One-armed boxer: why this specimen matters

Fossil pterobranchs have been discovered before, but they tend to just be a tube – because that’s the hard part of the animal. This new specimen, however, has a perfectly preserved arm with 36 clearly visible tentacles (there is a second arm, but most of that is missing). For the first time, we are able to see what a pterobranch from the Cambrian era looked like – and it looks very much like some of the 20-30 species that are known to exist today. This is a creature which found its niche on the ocean floor and has not evolved significantly in 525 million years.

Although it is the largest hemichordate fossil ever found, it is (to a human perspective) far from huge. The tube is 14mm long and the more complete of the two arms is 22.5mm, although the tip is missing. So the whole fossil is less than 4cm in length. Individual zooids in living pterobranch colonies are often only 1mm long, though. By comparison, this is a prehistoric giant.

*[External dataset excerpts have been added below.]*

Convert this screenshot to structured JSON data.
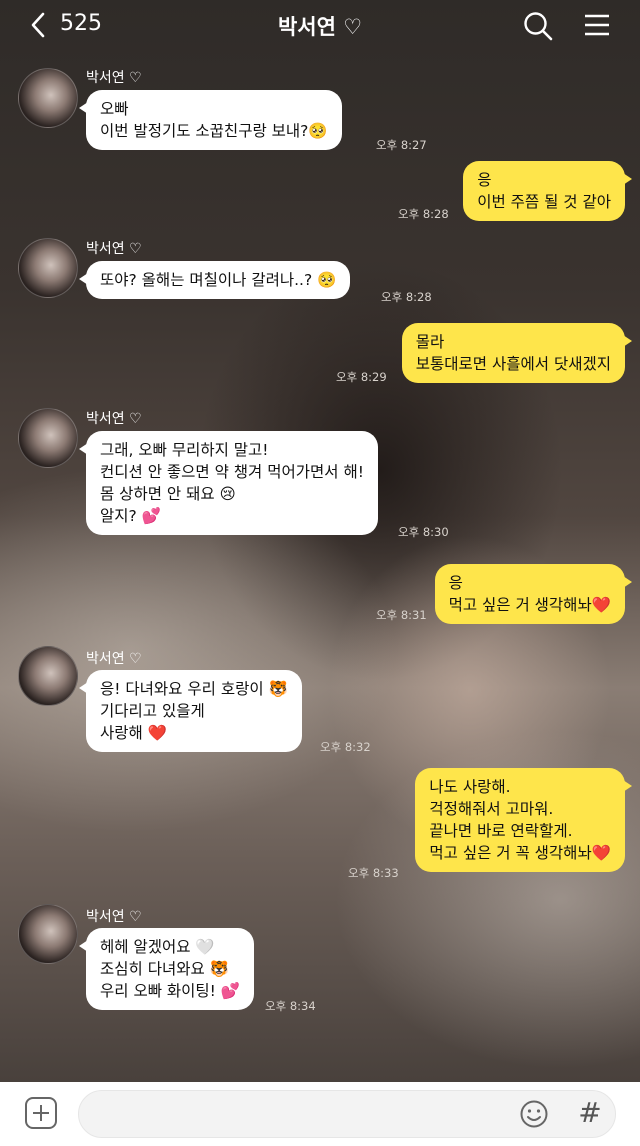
{
  "header": {
    "back_count": "525",
    "title": "박서연",
    "title_icon": "♡"
  },
  "messages": [
    {
      "type": "in",
      "sender": "박서연 ♡",
      "lines": [
        "오빠",
        "이번 발정기도 소꿉친구랑 보내?🥺"
      ],
      "time": "오후 8:27"
    },
    {
      "type": "out",
      "lines": [
        "응",
        "이번 주쯤 될 것 같아"
      ],
      "time": "오후 8:28"
    },
    {
      "type": "in",
      "sender": "박서연 ♡",
      "lines": [
        "또야? 올해는 며칠이나 갈려나..? 🥺"
      ],
      "time": "오후 8:28"
    },
    {
      "type": "out",
      "lines": [
        "몰라",
        "보통대로면 사흘에서 닷새겠지"
      ],
      "time": "오후 8:29"
    },
    {
      "type": "in",
      "sender": "박서연 ♡",
      "lines": [
        "그래, 오빠 무리하지 말고!",
        "컨디션 안 좋으면 약 챙겨 먹어가면서 해!",
        "몸 상하면 안 돼요 😢",
        "알지? 💕"
      ],
      "time": "오후 8:30"
    },
    {
      "type": "out",
      "lines": [
        "응",
        "먹고 싶은 거 생각해놔❤️"
      ],
      "time": "오후 8:31"
    },
    {
      "type": "in",
      "sender": "박서연 ♡",
      "lines": [
        "응! 다녀와요 우리 호랑이 🐯",
        "기다리고 있을게",
        "사랑해 ❤️"
      ],
      "time": "오후 8:32"
    },
    {
      "type": "out",
      "lines": [
        "나도 사랑해.",
        "걱정해줘서 고마워.",
        "끝나면 바로 연락할게.",
        "먹고 싶은 거 꼭 생각해놔❤️"
      ],
      "time": "오후 8:33"
    },
    {
      "type": "in",
      "sender": "박서연 ♡",
      "lines": [
        "헤헤 알겠어요 🤍",
        "조심히 다녀와요 🐯",
        "우리 오빠 화이팅! 💕"
      ],
      "time": "오후 8:34"
    }
  ],
  "input": {
    "placeholder": "",
    "value": ""
  },
  "icons": {
    "back": "chevron-left-icon",
    "search": "search-icon",
    "menu": "hamburger-menu-icon",
    "plus": "plus-icon",
    "emoji": "emoji-icon",
    "hash": "#"
  },
  "colors": {
    "outgoing_bubble": "#fee54b",
    "incoming_bubble": "#ffffff"
  }
}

The specimen was found in Yunnan, a province in southwest China which is rich in all sorts of fossils and has already given its name to species such as the primitive chordate Yunnanozoon and the prosauropod Yunnanosaurus. Xian-guang Hou and Xiao-ya Ma from the Yunnan Key Laboratory for Palaeobiology at Yunnan University collaborated with academics from our Department of Geology – David Siveter, Richard Aldridge, Mark Williams and Jan Zalasiewicz – plus Derek Siveter from Oxford University’s Department of Earth Sciences.

Ah, but is it…?

While a discovery like this is terribly exciting, one of the basic rules of good science is that you don’t get carried away with the neatest idea but must consider and discount other possibilities. As the research team put it:

Alternative interpretations are less convincing: tubicolous polychaetes bear either unbranched oral tentacles or numerous feather-like radioles; entoprocts lack the tube, and their unbranched tentacles form an encircling crown; bryozoans possess either horseshoe-shaped lophophoral arms with densely arranged tentacles or numerous unbranched tentacles arranged circularly; phoronids have a large number of unbranched tentacles arranged in the form of a horseshoe or, in some species, a coil; some vermetid snails bear a few unbranched oral tentacles, but their tubes tend to be corkscrew-like or irregular.”

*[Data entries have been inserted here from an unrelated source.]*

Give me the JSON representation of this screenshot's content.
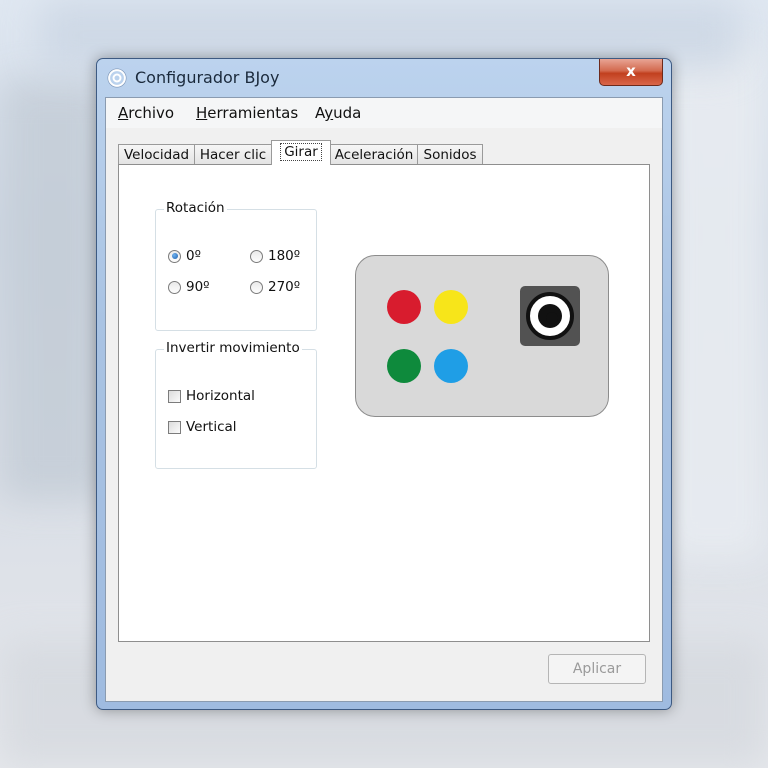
{
  "window": {
    "title": "Configurador BJoy",
    "close_glyph": "x"
  },
  "menu": [
    {
      "label": "Archivo",
      "mnemonic": "A",
      "rest": "rchivo"
    },
    {
      "label": "Herramientas",
      "mnemonic": "H",
      "rest": "erramientas"
    },
    {
      "label": "Ayuda",
      "pre": "A",
      "mnemonic": "y",
      "rest": "uda"
    }
  ],
  "tabs": [
    {
      "label": "Velocidad",
      "active": false
    },
    {
      "label": "Hacer clic",
      "active": false
    },
    {
      "label": "Girar",
      "active": true
    },
    {
      "label": "Aceleración",
      "active": false
    },
    {
      "label": "Sonidos",
      "active": false
    }
  ],
  "rotation": {
    "title": "Rotación",
    "options": [
      {
        "label": "0º",
        "selected": true
      },
      {
        "label": "180º",
        "selected": false
      },
      {
        "label": "90º",
        "selected": false
      },
      {
        "label": "270º",
        "selected": false
      }
    ]
  },
  "invert": {
    "title": "Invertir movimiento",
    "options": [
      {
        "label": "Horizontal",
        "checked": false
      },
      {
        "label": "Vertical",
        "checked": false
      }
    ]
  },
  "device": {
    "buttons": [
      {
        "name": "red-button",
        "color": "#d81c2e"
      },
      {
        "name": "yellow-button",
        "color": "#f7e51a"
      },
      {
        "name": "green-button",
        "color": "#0e8a3c"
      },
      {
        "name": "blue-button",
        "color": "#1f9ee6"
      }
    ],
    "icon": "speaker-icon"
  },
  "footer": {
    "apply_label": "Aplicar",
    "apply_enabled": false
  }
}
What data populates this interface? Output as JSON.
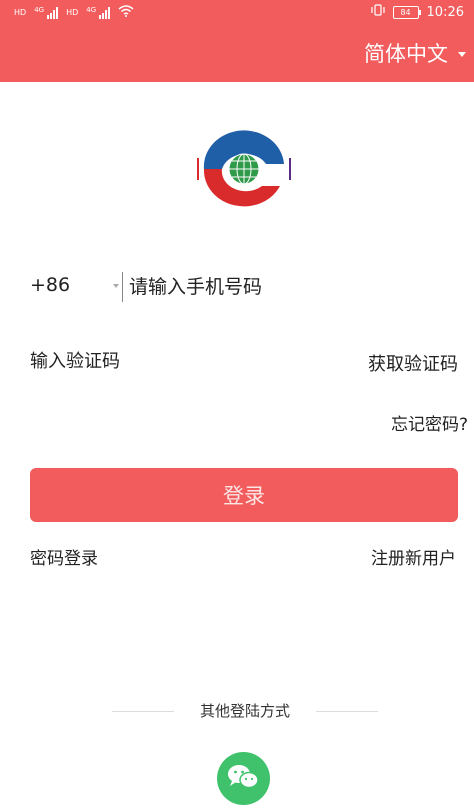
{
  "status_bar": {
    "sim1": "HD",
    "sim2": "HD",
    "signal_labels": [
      "4G",
      "4G"
    ],
    "battery": "84",
    "time": "10:26"
  },
  "header": {
    "language": "简体中文",
    "background_color": "#f25c5c"
  },
  "logo": {
    "icon": "globe-logo"
  },
  "form": {
    "country_code": "+86",
    "phone_placeholder": "请输入手机号码",
    "code_placeholder": "输入验证码",
    "get_code_label": "获取验证码",
    "forgot_password": "忘记密码?",
    "login_label": "登录",
    "password_login": "密码登录",
    "register": "注册新用户"
  },
  "other_login": {
    "title": "其他登陆方式",
    "wechat_icon": "wechat-icon",
    "wechat_color": "#3fc26b"
  }
}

So with that lot out of the way, it probably is a pterobranch hemichordate – the largest species ever identified. One thing which can’t be determined is how this particular zooid fitted into a larger colony, if indeed it was part of a colony at all (a few species of pterobranch live solitary lives). The bottom of the tube is missing so we have no way of knowing whether it was attached to other individuals.**

As well as the tube, the one and a bit arms and the 36 tentacles, various parts of the fossil may represent other structures such as a contractile stalk, but really it’s impossible to say for certain. What can be said with certainty is that this discovery vastly expands our knowledge of these ancient creatures, both in and of itself and in its similarity to living pterobranchs.

Naming names

Which just leaves the question of what to call the beast. The new genus which it represents has been named Galeaplumosus, meaning ‘feathered helmet’, simply because of what it looks like. The species name assigned is abilus, from ‘ab’ (away from) and ‘nubilus’ (cloudy), a clever paraphrasing of Yunnan which literally means ‘south of the clouds’.

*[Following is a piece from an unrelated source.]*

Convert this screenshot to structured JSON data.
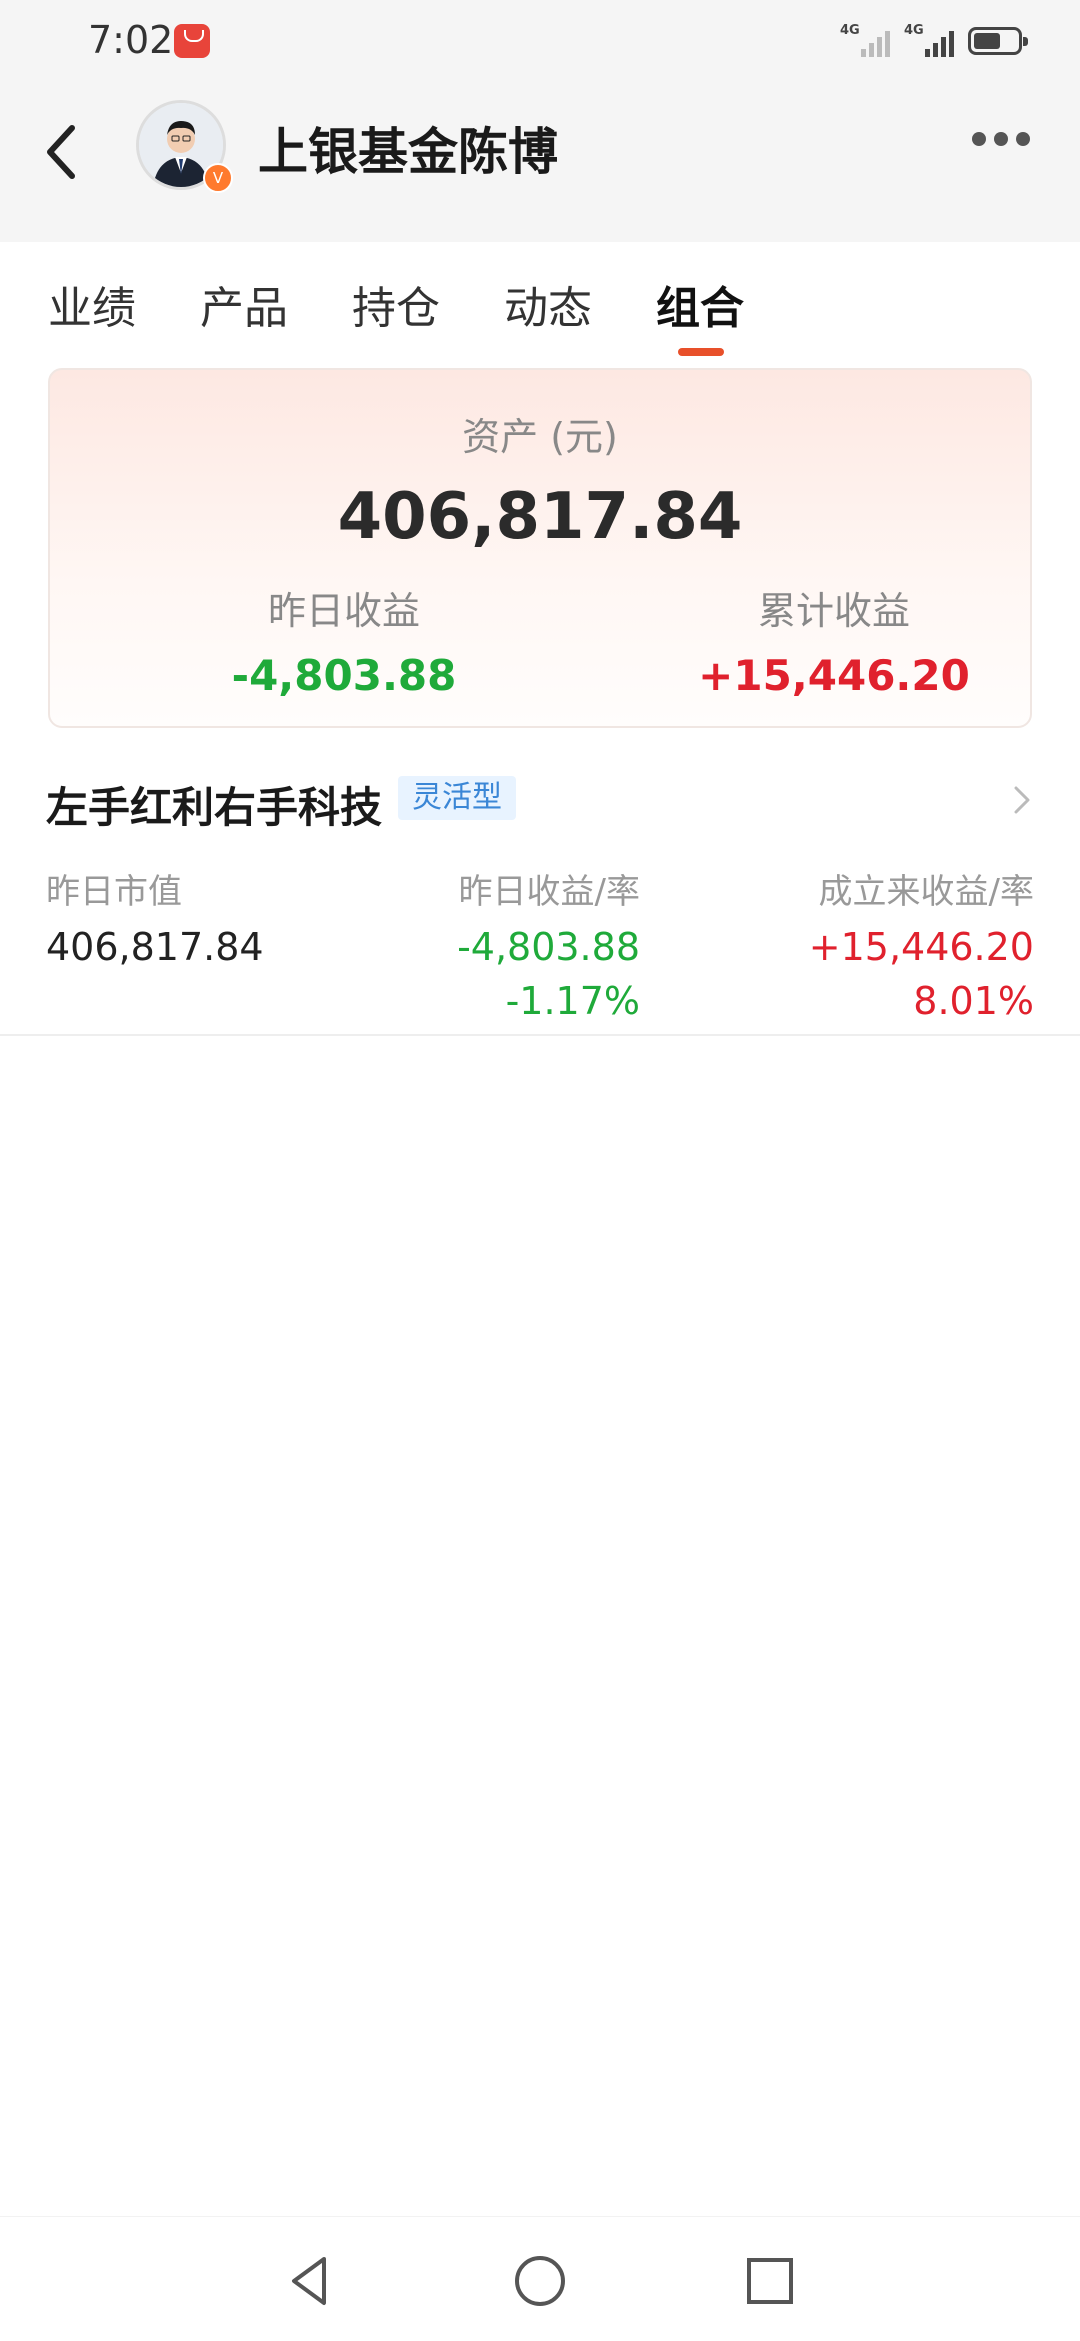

The study of G abilus was funded by the Royal Society and the National Natural Foundation of China and a paper describing the fossil has now been published in Current Biology. In a nice touch, the paper is dedicated to Professor RB ‘Barrie’ Rickards, a Cambridge-based palaeontologist and world authority on graptolites who passed away in 2009.

*Today’s word is ‘zooid’, meaning an individual animal that is connected to others as part of a larger colony, like coral.

**The pieces that connect zooids within a colony are called stolons.